Conceiving, Planning and Making

Nigel Billington, John Jeffrey
1978, Vol. 10, No. 2,

Abstract


Pocklington School is an Independent boys' Day/Boarding School. The Design Centre, which opened in January 1970, brought together under one roof an existing Art Department and a new Technical Unit. From the outset it was decided that the Centre should develop an integrated approach rather than separate art and technical courses and this has led to the development of a basic course which aims to challenge intelligence and appeal to creative and aesthetic instincts. The course as developed at present is followed by all boys in the 11+ to 13+ age range. (Approximately 60-100 boys in each year group).

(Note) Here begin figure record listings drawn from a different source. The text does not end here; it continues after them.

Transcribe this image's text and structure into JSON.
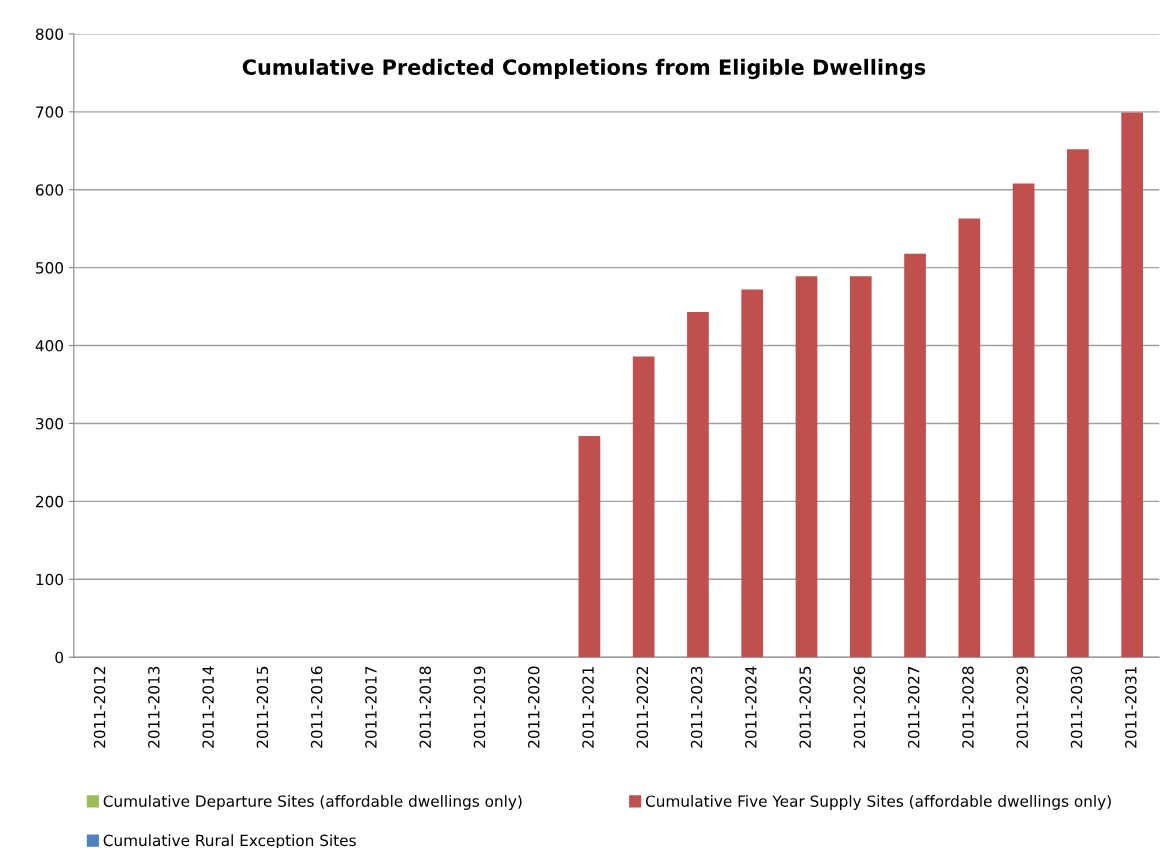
{
  "chart_data": {
    "type": "bar",
    "title": "Cumulative Predicted Completions from Eligible Dwellings",
    "categories": [
      "2011-2012",
      "2011-2013",
      "2011-2014",
      "2011-2015",
      "2011-2016",
      "2011-2017",
      "2011-2018",
      "2011-2019",
      "2011-2020",
      "2011-2021",
      "2011-2022",
      "2011-2023",
      "2011-2024",
      "2011-2025",
      "2011-2026",
      "2011-2027",
      "2011-2028",
      "2011-2029",
      "2011-2030",
      "2011-2031"
    ],
    "stacked": true,
    "series": [
      {
        "name": "Cumulative Departure Sites (affordable dwellings only)",
        "color": "#9bbb59",
        "values": [
          0,
          0,
          0,
          0,
          0,
          0,
          0,
          0,
          0,
          0,
          0,
          0,
          0,
          0,
          0,
          0,
          0,
          0,
          0,
          0
        ]
      },
      {
        "name": "Cumulative Rural Exception Sites",
        "color": "#4f81bd",
        "values": [
          0,
          0,
          0,
          0,
          0,
          0,
          0,
          0,
          0,
          0,
          0,
          0,
          0,
          0,
          0,
          0,
          0,
          0,
          0,
          0
        ]
      },
      {
        "name": "Cumulative Five Year Supply Sites (affordable dwellings only)",
        "color": "#c0504d",
        "values": [
          0,
          0,
          0,
          0,
          0,
          0,
          0,
          0,
          0,
          284,
          386,
          443,
          472,
          489,
          489,
          518,
          563,
          608,
          652,
          699
        ]
      }
    ],
    "ylim": [
      0,
      800
    ],
    "yticks": [
      0,
      100,
      200,
      300,
      400,
      500,
      600,
      700,
      800
    ],
    "grid": "y",
    "legend": "bottom"
  }
}
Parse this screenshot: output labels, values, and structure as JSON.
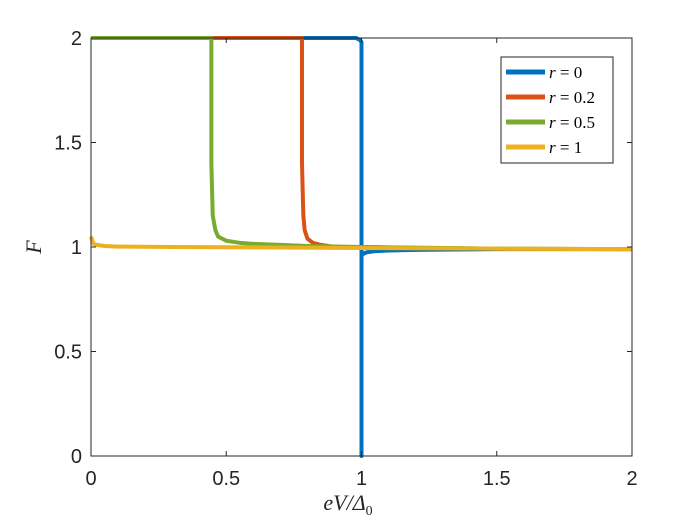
{
  "chart_data": {
    "type": "line",
    "title": "",
    "xlabel": "eV/Δ",
    "xlabel_sub": "0",
    "ylabel": "F",
    "xlim": [
      0,
      2
    ],
    "ylim": [
      0,
      2
    ],
    "xticks": [
      0,
      0.5,
      1,
      1.5,
      2
    ],
    "xtick_labels": [
      "0",
      "0.5",
      "1",
      "1.5",
      "2"
    ],
    "yticks": [
      0,
      0.5,
      1,
      1.5,
      2
    ],
    "ytick_labels": [
      "0",
      "0.5",
      "1",
      "1.5",
      "2"
    ],
    "grid": false,
    "legend_position": "top-right",
    "series": [
      {
        "name": "r = 0",
        "legend_var": "r",
        "legend_val": "= 0",
        "color": "#0072BD",
        "x": [
          0,
          0.9,
          0.98,
          0.995,
          1.0,
          1.0,
          1.0,
          1.005,
          1.01,
          1.02,
          1.05,
          1.1,
          1.2,
          1.5,
          2.0
        ],
        "y": [
          2.0,
          2.0,
          2.0,
          1.99,
          1.98,
          0.0,
          0.96,
          0.965,
          0.97,
          0.975,
          0.98,
          0.983,
          0.986,
          0.99,
          0.99
        ]
      },
      {
        "name": "r = 0.2",
        "legend_var": "r",
        "legend_val": "= 0.2",
        "color": "#D95319",
        "x": [
          0,
          0.78,
          0.78,
          0.785,
          0.79,
          0.8,
          0.82,
          0.85,
          0.9,
          1.0,
          1.2,
          1.5,
          2.0
        ],
        "y": [
          2.0,
          2.0,
          1.4,
          1.15,
          1.08,
          1.04,
          1.02,
          1.01,
          1.0,
          1.0,
          0.995,
          0.992,
          0.99
        ]
      },
      {
        "name": "r = 0.5",
        "legend_var": "r",
        "legend_val": "= 0.5",
        "color": "#77AC30",
        "x": [
          0,
          0.445,
          0.445,
          0.45,
          0.46,
          0.47,
          0.5,
          0.55,
          0.6,
          0.7,
          0.8,
          1.0,
          1.5,
          2.0
        ],
        "y": [
          2.0,
          2.0,
          1.4,
          1.15,
          1.08,
          1.05,
          1.03,
          1.02,
          1.015,
          1.01,
          1.005,
          1.0,
          0.992,
          0.99
        ]
      },
      {
        "name": "r = 1",
        "legend_var": "r",
        "legend_val": "= 1",
        "color": "#EDB120",
        "x": [
          0,
          0.005,
          0.01,
          0.02,
          0.05,
          0.1,
          0.3,
          0.6,
          1.0,
          1.5,
          2.0
        ],
        "y": [
          1.05,
          1.03,
          1.015,
          1.01,
          1.005,
          1.002,
          1.0,
          0.998,
          0.995,
          0.992,
          0.99
        ]
      }
    ]
  }
}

All boys in Forms I, II and III are time-tabled to spend two double periods each week in the Centre, one on the Art side and the other on the Technical in groups of twenty. The distribution varies from time to time and a group may spend all four periods in one place, or two groups may combine together for a joint session if a particular phase of their work demands it.

In the IVth form boys may opt to take Art, Pottery or Design Technology as '0' level subjects, and continue on to 'A' level in the VIth form taking the Oxford and Cambridge Art exam.

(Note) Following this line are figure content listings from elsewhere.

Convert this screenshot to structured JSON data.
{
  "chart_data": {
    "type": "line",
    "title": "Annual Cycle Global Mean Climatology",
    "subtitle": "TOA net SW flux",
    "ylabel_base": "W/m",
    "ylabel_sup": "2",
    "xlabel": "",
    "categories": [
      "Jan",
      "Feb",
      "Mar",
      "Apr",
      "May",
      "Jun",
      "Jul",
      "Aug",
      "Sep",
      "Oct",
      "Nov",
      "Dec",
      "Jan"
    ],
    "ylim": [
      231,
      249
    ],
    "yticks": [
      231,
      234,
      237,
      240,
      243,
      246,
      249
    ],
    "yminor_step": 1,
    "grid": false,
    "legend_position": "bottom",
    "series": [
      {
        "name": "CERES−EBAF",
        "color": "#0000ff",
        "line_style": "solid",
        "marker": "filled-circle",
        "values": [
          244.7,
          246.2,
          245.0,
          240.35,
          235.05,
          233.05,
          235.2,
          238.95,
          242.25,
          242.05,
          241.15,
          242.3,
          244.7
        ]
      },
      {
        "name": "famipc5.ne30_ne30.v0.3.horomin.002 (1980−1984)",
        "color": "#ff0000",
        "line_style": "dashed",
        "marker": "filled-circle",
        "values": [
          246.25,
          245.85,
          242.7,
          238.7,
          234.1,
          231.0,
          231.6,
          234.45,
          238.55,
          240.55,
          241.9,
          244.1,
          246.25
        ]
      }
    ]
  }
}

The Design Centre is situated in a new single storey prefabricated building with an 'H' shaped open plan arrangement of seven main teaching areas, and has a total ground area of 6,750 sq. ft. In all the early planning of the enterprise there was the fullest consultation between the School's Architect and ourselves, which allowed us to have complete control of the ground plan, provision and layout of services, design of furniture and fittings, and selection of equipment. This freedom has resulted in a building that has yet to limit our activities, although in our work we naturally concentrate on a fewer number of activities at any moment than would be possible in a large Design Complex. However, we do not feel that this is particularly disadvantageous.

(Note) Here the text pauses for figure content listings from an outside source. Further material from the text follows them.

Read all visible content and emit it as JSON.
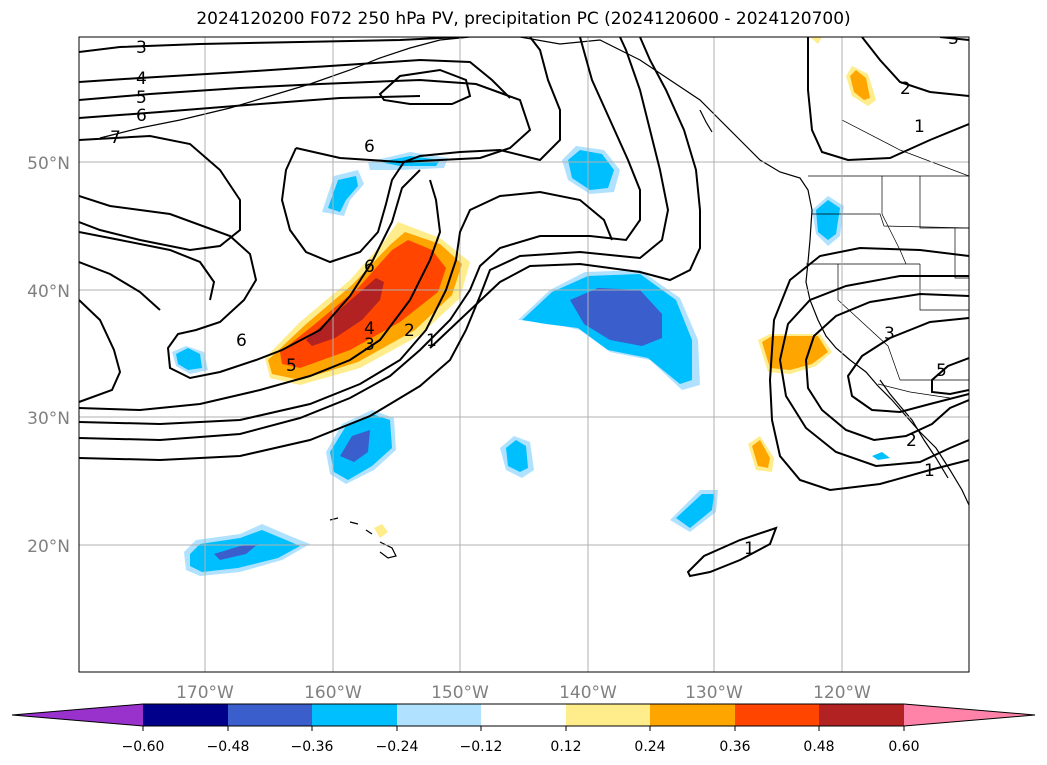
{
  "title": "2024120200 F072 250 hPa PV, precipitation PC (2024120600 - 2024120700)",
  "colors": {
    "c_neg_060": "#9932cc",
    "c_neg_048": "#00008b",
    "c_neg_036": "#3a5fcd",
    "c_neg_024": "#00bfff",
    "c_neg_012": "#b0e2ff",
    "c_zero": "#ffffff",
    "c_pos_012": "#ffec8b",
    "c_pos_024": "#ffa500",
    "c_pos_036": "#ff4500",
    "c_pos_048": "#b22222",
    "c_pos_060": "#ff83a8",
    "grid": "#b0b0b0",
    "lat_lon_label": "#808080"
  },
  "map": {
    "lat_labels": [
      "50°N",
      "40°N",
      "30°N",
      "20°N"
    ],
    "lon_labels": [
      "170°W",
      "160°W",
      "150°W",
      "140°W",
      "130°W",
      "120°W"
    ]
  },
  "contour_labels": [
    {
      "text": "3"
    },
    {
      "text": "4"
    },
    {
      "text": "5"
    },
    {
      "text": "6"
    },
    {
      "text": "7"
    },
    {
      "text": "6"
    },
    {
      "text": "6"
    },
    {
      "text": "6"
    },
    {
      "text": "5"
    },
    {
      "text": "4"
    },
    {
      "text": "3"
    },
    {
      "text": "2"
    },
    {
      "text": "1"
    },
    {
      "text": "2"
    },
    {
      "text": "1"
    },
    {
      "text": "3"
    },
    {
      "text": "3"
    },
    {
      "text": "2"
    },
    {
      "text": "1"
    },
    {
      "text": "5"
    },
    {
      "text": "1"
    }
  ],
  "colorbar": {
    "tick_labels": [
      "−0.60",
      "−0.48",
      "−0.36",
      "−0.24",
      "−0.12",
      "0.12",
      "0.24",
      "0.36",
      "0.48",
      "0.60"
    ]
  }
}
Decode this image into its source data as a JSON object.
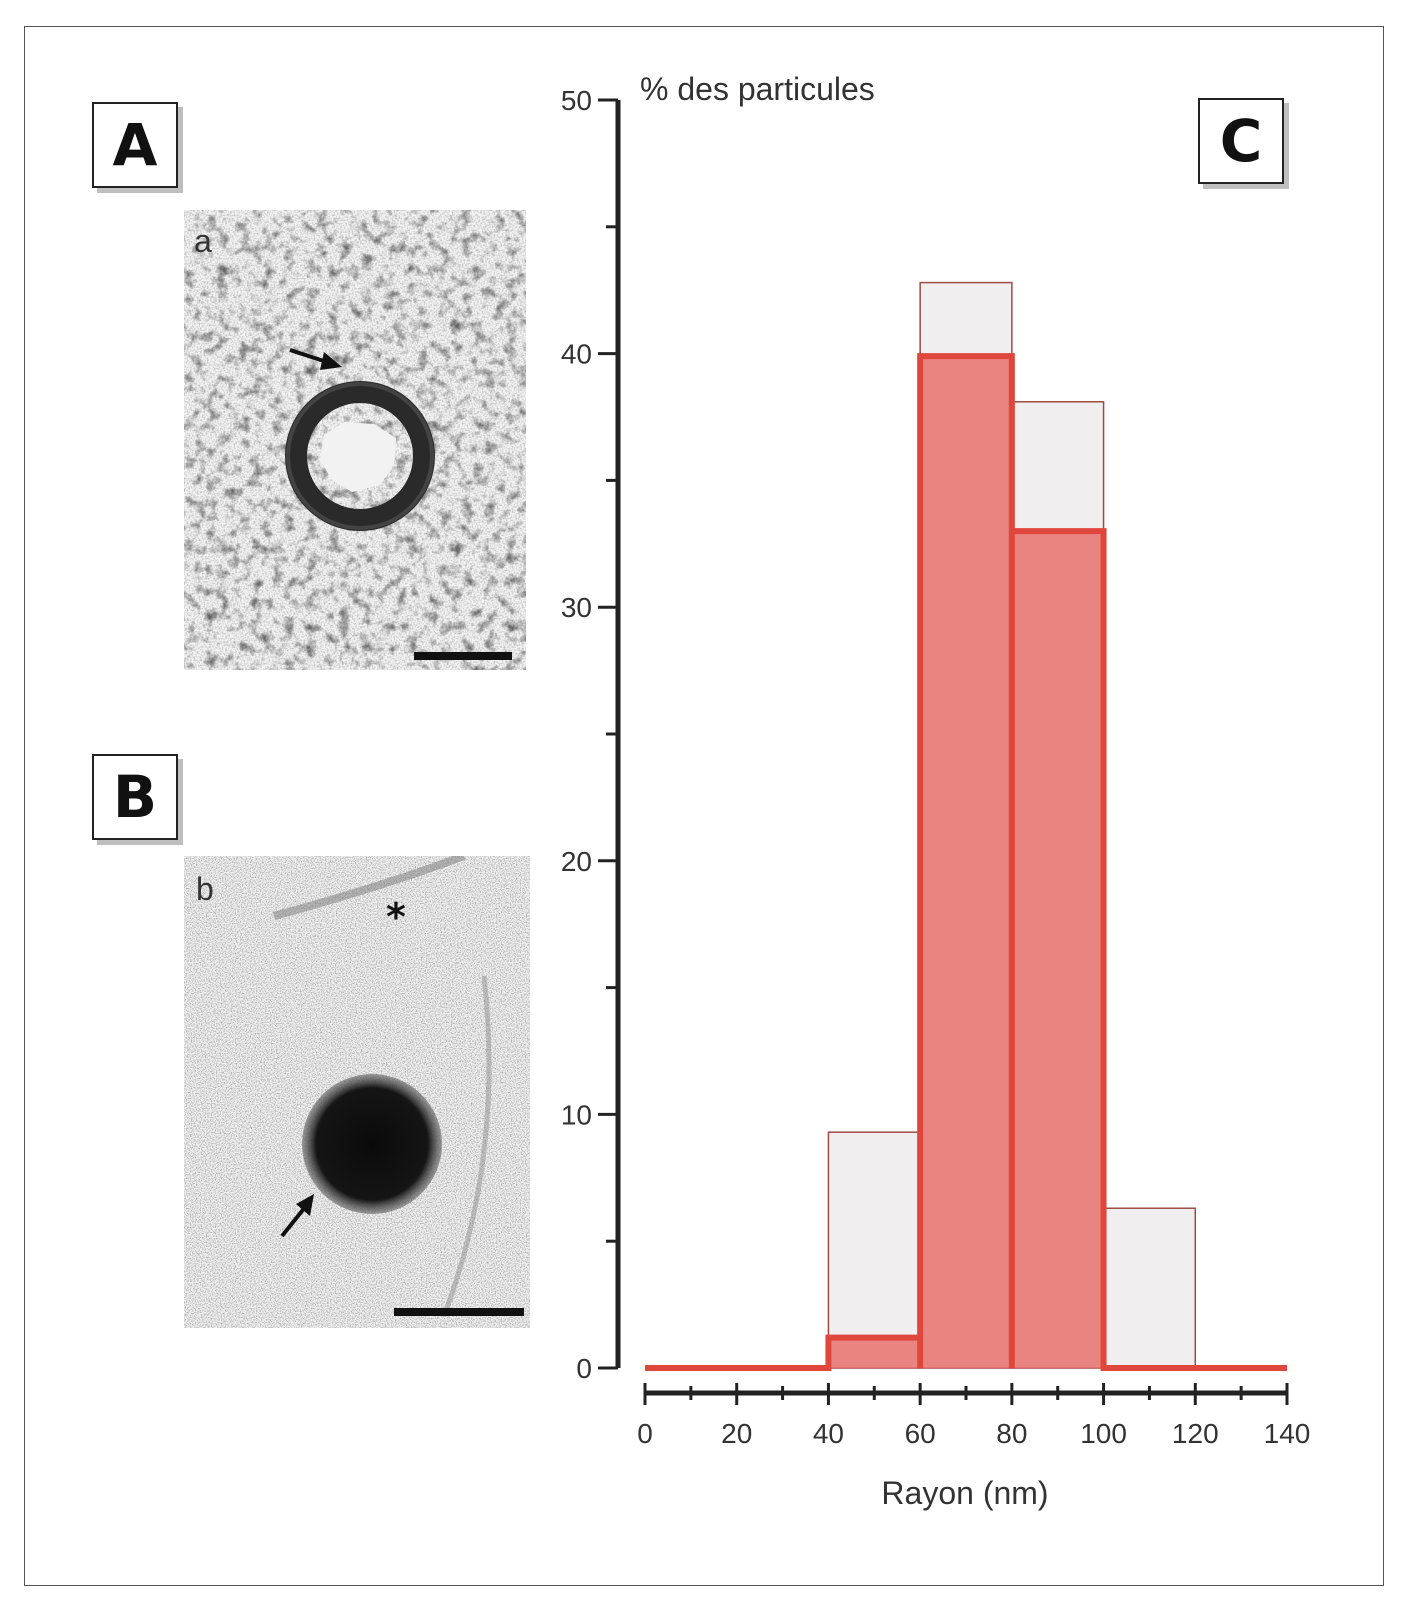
{
  "panels": {
    "a_label": "A",
    "b_label": "B",
    "c_label": "C",
    "a_sublabel": "a",
    "b_sublabel": "b",
    "b_marker": "*"
  },
  "colors": {
    "fill_red": "#e8716c",
    "line_red": "#e0473c",
    "grey_fill": "#f0eeee",
    "grey_edge": "#a04a44"
  },
  "chart_data": {
    "type": "bar",
    "title": "",
    "ylabel": "% des particules",
    "xlabel": "Rayon (nm)",
    "xlim": [
      0,
      140
    ],
    "ylim": [
      0,
      50
    ],
    "x_ticks": [
      "0",
      "20",
      "40",
      "60",
      "80",
      "100",
      "120",
      "140"
    ],
    "y_ticks": [
      "0",
      "10",
      "20",
      "30",
      "40",
      "50"
    ],
    "bin_width": 20,
    "series": [
      {
        "bin_starts": [
          40,
          60,
          80,
          100
        ],
        "values": [
          9.3,
          42.8,
          38.1,
          6.3
        ]
      },
      {
        "bin_starts": [
          40,
          60,
          80,
          100
        ],
        "values": [
          1.2,
          39.9,
          33.0,
          0
        ]
      }
    ]
  }
}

The decision to integrate the main outline of the work has demanded a close collaboration between the teaching staff. Naturally the greater the number of people involved in a scheme, the greater the difficulties involved in ensuring common objectives, and the co-ordinated activity that enables a single topic to be pursued in a number of different areas. In the light of our experience with part-time teachers, students and schemes with local Art and Teacher Training Colleges, we feel that the scale of enterprise is of vital importance in the success of a Design Department. What we may lose in extensive facilities is more than compensated for by increased cohesion within the unit.